One thing to note is that the university is involved in the Ocean Capital Bergen project, aimed at strengthening the region as a global centre for marine education, research and innovation. So, we see a high presence and potential for large areas of cross-over.
IIB: “Outside of marine sustainability, could this project and its potential research outcomes impact other fields?”
AM: “Yes. Firstly, these postdocs will work on either new or ongoing academic projects. These will involve specific research areas that they will no doubt contribute to.
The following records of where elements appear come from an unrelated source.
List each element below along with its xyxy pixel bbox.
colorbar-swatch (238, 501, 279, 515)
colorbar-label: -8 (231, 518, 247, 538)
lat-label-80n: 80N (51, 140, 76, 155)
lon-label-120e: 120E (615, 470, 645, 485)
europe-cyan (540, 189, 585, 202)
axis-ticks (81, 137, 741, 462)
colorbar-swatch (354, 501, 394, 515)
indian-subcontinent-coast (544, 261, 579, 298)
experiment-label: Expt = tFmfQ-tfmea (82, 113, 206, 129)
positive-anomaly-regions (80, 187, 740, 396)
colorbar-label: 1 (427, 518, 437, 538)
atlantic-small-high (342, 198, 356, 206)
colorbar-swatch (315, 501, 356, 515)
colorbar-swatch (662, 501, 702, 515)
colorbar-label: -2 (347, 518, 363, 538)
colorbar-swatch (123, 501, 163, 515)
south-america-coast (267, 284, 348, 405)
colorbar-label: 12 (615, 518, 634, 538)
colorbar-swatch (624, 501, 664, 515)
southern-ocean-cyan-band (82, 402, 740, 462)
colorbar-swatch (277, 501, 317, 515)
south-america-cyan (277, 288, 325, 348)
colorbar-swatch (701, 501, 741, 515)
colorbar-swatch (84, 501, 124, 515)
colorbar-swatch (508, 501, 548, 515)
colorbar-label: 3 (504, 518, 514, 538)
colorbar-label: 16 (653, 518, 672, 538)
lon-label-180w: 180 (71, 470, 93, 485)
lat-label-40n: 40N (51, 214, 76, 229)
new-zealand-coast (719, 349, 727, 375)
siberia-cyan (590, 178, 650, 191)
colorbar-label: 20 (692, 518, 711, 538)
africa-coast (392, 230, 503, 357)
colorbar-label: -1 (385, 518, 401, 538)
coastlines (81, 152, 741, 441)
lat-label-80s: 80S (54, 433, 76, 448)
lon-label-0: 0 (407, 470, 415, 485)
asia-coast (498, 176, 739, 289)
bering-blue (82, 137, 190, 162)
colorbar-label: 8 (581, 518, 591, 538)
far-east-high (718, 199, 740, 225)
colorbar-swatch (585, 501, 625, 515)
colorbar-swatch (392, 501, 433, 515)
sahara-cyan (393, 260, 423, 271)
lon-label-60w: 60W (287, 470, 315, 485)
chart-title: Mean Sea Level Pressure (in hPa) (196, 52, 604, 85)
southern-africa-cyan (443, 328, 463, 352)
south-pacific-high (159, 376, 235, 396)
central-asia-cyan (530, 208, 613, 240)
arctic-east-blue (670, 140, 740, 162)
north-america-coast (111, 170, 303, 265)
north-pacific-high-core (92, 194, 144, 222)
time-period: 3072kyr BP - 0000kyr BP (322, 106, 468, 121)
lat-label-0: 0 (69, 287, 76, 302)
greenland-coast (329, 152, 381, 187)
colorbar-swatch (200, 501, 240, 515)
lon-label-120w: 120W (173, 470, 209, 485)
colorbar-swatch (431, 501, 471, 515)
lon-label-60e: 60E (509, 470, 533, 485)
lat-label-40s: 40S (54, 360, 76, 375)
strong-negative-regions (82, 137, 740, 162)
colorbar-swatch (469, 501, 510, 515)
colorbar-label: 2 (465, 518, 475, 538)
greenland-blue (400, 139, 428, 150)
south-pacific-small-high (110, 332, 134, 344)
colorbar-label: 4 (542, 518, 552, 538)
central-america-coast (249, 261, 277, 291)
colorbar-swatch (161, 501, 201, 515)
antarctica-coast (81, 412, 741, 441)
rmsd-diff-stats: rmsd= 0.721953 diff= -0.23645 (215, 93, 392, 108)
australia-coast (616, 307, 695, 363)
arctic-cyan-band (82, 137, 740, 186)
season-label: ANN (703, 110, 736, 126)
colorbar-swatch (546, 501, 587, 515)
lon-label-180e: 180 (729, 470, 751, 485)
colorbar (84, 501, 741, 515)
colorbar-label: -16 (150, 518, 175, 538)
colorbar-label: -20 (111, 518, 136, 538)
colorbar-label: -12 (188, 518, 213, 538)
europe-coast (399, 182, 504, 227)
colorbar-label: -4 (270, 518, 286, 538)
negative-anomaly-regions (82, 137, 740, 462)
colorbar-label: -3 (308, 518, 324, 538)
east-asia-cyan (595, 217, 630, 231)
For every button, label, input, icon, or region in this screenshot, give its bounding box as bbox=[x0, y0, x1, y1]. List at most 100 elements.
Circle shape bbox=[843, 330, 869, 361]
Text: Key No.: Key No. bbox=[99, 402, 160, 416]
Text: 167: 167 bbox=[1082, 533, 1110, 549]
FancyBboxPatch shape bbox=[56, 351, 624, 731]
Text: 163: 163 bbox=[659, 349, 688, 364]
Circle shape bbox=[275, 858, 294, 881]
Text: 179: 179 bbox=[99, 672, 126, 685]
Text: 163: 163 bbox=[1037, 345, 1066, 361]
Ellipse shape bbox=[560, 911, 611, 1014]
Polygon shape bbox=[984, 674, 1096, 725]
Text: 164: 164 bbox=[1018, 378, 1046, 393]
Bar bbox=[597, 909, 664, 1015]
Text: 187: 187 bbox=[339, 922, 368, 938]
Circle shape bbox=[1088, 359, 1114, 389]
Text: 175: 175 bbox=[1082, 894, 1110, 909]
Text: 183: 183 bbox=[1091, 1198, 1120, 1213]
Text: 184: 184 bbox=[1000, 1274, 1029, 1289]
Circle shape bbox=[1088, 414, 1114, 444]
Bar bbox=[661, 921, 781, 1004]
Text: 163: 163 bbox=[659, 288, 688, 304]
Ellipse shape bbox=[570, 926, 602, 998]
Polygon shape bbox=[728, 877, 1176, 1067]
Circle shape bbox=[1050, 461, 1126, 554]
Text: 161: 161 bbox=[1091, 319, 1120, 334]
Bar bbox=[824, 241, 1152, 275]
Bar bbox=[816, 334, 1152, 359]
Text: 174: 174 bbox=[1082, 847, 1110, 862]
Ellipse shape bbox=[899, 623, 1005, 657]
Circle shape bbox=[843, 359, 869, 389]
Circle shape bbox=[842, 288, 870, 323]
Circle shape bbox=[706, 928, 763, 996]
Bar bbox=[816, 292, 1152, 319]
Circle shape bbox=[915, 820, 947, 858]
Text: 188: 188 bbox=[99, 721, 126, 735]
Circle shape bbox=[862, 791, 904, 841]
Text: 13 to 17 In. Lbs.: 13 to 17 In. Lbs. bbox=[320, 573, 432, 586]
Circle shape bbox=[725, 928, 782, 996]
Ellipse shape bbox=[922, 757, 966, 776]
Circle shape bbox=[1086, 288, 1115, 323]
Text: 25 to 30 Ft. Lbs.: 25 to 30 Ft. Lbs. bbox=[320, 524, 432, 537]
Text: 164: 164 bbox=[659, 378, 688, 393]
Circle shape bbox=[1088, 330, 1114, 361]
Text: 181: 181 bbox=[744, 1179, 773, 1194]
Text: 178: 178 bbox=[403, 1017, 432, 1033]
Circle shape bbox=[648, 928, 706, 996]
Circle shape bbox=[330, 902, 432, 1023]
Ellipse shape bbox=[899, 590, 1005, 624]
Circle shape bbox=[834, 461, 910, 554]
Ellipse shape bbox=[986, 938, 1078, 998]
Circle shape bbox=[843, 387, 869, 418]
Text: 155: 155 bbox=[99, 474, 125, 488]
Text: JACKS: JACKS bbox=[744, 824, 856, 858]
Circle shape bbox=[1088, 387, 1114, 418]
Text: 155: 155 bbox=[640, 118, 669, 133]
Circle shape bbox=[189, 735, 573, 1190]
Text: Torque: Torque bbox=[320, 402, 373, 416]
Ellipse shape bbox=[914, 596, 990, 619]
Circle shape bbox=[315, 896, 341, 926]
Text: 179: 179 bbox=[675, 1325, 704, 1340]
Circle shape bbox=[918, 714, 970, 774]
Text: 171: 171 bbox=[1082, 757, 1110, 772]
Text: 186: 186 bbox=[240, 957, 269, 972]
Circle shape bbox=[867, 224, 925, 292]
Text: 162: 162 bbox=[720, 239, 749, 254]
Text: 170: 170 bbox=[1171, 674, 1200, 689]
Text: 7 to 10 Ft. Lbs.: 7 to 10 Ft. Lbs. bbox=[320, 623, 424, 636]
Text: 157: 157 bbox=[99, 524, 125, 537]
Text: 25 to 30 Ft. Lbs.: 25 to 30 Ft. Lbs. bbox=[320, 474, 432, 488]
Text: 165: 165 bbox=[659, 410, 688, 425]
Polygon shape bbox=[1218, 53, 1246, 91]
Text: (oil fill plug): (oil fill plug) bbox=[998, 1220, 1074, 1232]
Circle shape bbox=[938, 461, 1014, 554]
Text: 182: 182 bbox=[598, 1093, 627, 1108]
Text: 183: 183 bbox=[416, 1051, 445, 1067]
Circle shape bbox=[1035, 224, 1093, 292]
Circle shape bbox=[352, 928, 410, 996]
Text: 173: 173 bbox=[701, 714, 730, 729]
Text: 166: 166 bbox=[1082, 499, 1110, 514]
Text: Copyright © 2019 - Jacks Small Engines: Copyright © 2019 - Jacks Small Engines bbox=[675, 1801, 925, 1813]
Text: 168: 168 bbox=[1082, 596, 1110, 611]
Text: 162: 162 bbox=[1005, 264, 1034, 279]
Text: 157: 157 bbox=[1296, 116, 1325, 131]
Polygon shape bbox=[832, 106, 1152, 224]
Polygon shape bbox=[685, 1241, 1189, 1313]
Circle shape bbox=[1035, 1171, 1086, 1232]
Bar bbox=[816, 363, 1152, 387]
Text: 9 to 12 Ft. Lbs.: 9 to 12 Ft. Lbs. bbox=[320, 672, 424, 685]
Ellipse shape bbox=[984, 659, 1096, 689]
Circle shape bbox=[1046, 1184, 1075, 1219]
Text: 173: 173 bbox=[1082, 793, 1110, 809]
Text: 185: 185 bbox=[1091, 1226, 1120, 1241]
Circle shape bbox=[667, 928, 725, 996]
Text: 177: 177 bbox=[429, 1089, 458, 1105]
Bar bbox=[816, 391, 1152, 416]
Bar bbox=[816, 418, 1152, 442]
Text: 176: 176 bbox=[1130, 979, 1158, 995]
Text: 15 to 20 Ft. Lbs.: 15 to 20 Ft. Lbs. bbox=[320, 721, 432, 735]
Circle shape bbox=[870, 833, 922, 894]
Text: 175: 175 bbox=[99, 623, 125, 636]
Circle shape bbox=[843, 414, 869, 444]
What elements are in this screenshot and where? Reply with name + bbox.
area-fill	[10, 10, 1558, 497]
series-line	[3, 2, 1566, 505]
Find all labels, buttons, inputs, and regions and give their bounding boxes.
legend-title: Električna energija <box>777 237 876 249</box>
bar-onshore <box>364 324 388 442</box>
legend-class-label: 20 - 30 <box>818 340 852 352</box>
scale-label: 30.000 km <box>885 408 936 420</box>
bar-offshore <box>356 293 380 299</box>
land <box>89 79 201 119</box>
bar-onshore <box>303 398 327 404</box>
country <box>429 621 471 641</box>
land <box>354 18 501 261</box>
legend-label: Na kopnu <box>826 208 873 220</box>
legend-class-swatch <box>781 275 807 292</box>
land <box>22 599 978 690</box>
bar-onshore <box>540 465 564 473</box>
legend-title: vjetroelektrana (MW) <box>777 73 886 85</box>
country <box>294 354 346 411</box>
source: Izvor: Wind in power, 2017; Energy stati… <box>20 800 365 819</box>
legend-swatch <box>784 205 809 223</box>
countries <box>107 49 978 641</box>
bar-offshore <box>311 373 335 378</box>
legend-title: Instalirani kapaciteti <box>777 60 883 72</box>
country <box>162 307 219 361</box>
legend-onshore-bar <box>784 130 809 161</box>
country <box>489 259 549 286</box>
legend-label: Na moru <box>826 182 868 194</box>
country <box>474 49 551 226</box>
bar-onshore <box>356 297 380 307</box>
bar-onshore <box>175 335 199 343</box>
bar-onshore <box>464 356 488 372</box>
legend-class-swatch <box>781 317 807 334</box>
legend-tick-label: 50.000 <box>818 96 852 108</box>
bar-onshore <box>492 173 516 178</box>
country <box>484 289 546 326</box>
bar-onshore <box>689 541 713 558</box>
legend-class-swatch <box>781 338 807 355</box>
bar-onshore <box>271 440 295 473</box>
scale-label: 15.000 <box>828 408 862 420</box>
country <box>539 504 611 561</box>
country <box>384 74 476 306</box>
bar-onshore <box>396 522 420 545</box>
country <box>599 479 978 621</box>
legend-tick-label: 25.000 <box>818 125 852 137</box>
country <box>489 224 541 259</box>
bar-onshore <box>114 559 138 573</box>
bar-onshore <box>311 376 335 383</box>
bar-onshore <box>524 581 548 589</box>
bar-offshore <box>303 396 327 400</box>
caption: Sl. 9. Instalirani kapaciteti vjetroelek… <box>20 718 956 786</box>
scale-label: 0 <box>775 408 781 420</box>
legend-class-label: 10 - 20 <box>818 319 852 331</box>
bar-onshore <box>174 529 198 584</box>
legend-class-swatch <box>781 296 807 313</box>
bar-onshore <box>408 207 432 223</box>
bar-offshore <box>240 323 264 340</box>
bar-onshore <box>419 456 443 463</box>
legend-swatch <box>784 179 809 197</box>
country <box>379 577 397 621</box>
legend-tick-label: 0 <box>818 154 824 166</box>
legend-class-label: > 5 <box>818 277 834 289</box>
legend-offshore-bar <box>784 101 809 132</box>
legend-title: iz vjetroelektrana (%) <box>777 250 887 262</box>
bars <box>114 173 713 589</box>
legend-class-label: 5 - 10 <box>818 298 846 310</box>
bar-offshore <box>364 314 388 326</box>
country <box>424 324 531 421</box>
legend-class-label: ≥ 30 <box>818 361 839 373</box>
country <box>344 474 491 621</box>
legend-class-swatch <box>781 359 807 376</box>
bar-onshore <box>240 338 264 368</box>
Secondly, we will be able to develop research leaders through the advanced training of our post-doc cohort, who will go on to lead their own research in academia, government or the private sector.”
IIB: “Could the SEAS project influence other academic, public or private institutions in the region or country?”
AM: “When we drew up the application for this whole project, we knew that local support within the region would be crucial. So, we reached out to quite a few governmental and private organizations, asking if they wished to support this project. They were very supportive. So, we believe that these postdocs will have the opportunity to interact with these governmental and private institutions, both large and small. This could be during their three-year period with the university, or it could even lead to them being recruited by these organizations.”
IIB: “Aside from strengthening the region’s position as a global centre for marine research, how will this project benefit the University and region overall?”
AM: “I believe announcing calls for these positions, and the overall project will provide Bergen with an opportunity to be reaffirmed and acknowledged as a centre for ocean research. This will increase the drive to focus more on our region because we will be in a position to produce the best research and candidates in these fields.”